The second factor concerns the Sinhala-Buddhist hegemonic position. Sri Lanka is characterised as a Sinhala-Buddhist nation, and social media users appeal to Sinhala Buddhists to unite around their identity. The justification they use for such appeals is to resist the alleged monopolisation of business by Muslims. Therefore, appeals made to promote the Sinhala Buddhist identity reinforce the prejudice towards Muslims when calling for boycotts of Muslim owned businesses and boosting of Sinhala Buddhist owned businesses. Consequently commercial competition, which encourages opportunistic creation and amplification of prejudice towards Muslims, is both enabled and strengthened when the Sinhala Buddhist hegemony is at play.

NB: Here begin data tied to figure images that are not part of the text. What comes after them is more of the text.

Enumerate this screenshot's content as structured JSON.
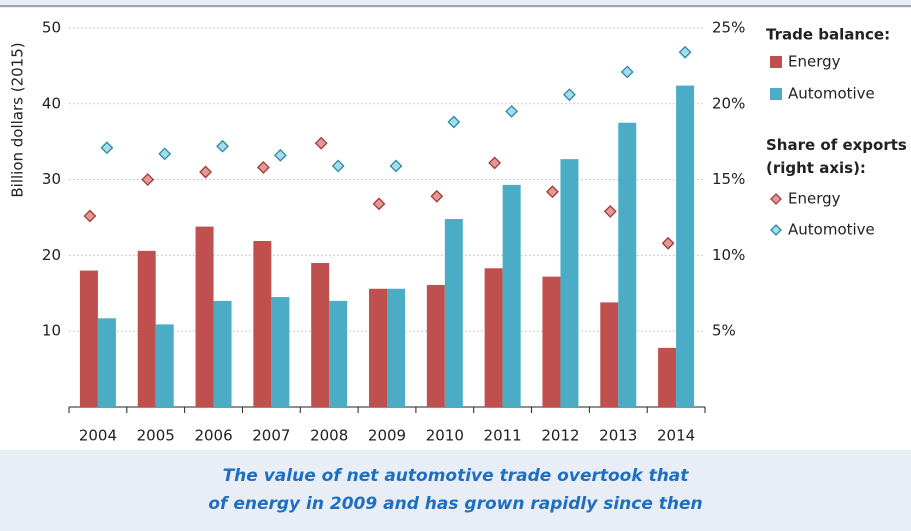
{
  "chart_data": {
    "type": "bar",
    "y_label": "Billion dollars (2015)",
    "categories": [
      "2004",
      "2005",
      "2006",
      "2007",
      "2008",
      "2009",
      "2010",
      "2011",
      "2012",
      "2013",
      "2014"
    ],
    "series": [
      {
        "name": "Energy",
        "type": "bar",
        "color": "#c0504d",
        "values": [
          18,
          20.6,
          23.8,
          21.9,
          19,
          15.6,
          16.1,
          18.3,
          17.2,
          13.8,
          7.8
        ]
      },
      {
        "name": "Automotive",
        "type": "bar",
        "color": "#4bacc6",
        "values": [
          11.7,
          10.9,
          14,
          14.5,
          14,
          15.6,
          24.8,
          29.3,
          32.7,
          37.5,
          42.4
        ]
      },
      {
        "name": "Energy",
        "type": "scatter",
        "axis": "y2",
        "color": "#e39a97",
        "values": [
          12.6,
          15.0,
          15.5,
          15.8,
          17.4,
          13.4,
          13.9,
          16.1,
          14.2,
          12.9,
          10.8
        ]
      },
      {
        "name": "Automotive",
        "type": "scatter",
        "axis": "y2",
        "color": "#a6dbe9",
        "values": [
          17.1,
          16.7,
          17.2,
          16.6,
          15.9,
          15.9,
          18.8,
          19.5,
          20.6,
          22.1,
          23.4
        ]
      }
    ],
    "legend_titles": [
      "Trade balance:",
      "Share of exports (right axis):"
    ],
    "ylim": [
      0,
      50
    ],
    "yticks": [
      10,
      20,
      30,
      40,
      50
    ],
    "y2lim": [
      0,
      25
    ],
    "y2ticks": [
      {
        "value": 5,
        "label": "5%"
      },
      {
        "value": 10,
        "label": "10%"
      },
      {
        "value": 15,
        "label": "15%"
      },
      {
        "value": 20,
        "label": "20%"
      },
      {
        "value": 25,
        "label": "25%"
      }
    ],
    "grid": true,
    "caption": [
      "The value of net automotive trade overtook that",
      "of energy in 2009 and has grown rapidly since then"
    ]
  }
}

Third, as observed by Stanley J. Tambiah, Sinhala Buddhists can often display characteristics of a majority with a minority complex. Gehan Gunatilleke points out that this insecurity stems from the idea that Sinhala Buddhists exist only in Sri Lanka whereas Tamils, Muslims, and Christians are global communities. A negative consequence of such a complex includes ‘othering’ the Muslims. Muslims are subject to discrimination and tend to be treated as outsiders. Such discriminatory practices and exclusion of Muslims seem to have intensified in the aftermath of the Easter attacks. Anxieties and insecurities that the Sinhala Buddhist population is a ‘minority’ in their own ‘Sinhala Buddhist country’ support commercial competition which feeds off such insecurities. The more insecure the majority is, the more they are likely to promote Sinhala Buddhist owned businesses, areas and identity. As a result, the third factor enables and strengthens the first factor.
One of the prejudices towards Muslims in Sri Lanka concerns their perceived monopoly over the market. This prejudice brings to light three underlying factors: opportunism based commercial competition, Sinhala Buddhist hegemony and a majority with a minority complex. Unless these three drivers are addressed, the prejudice against Muslims is likely to persist.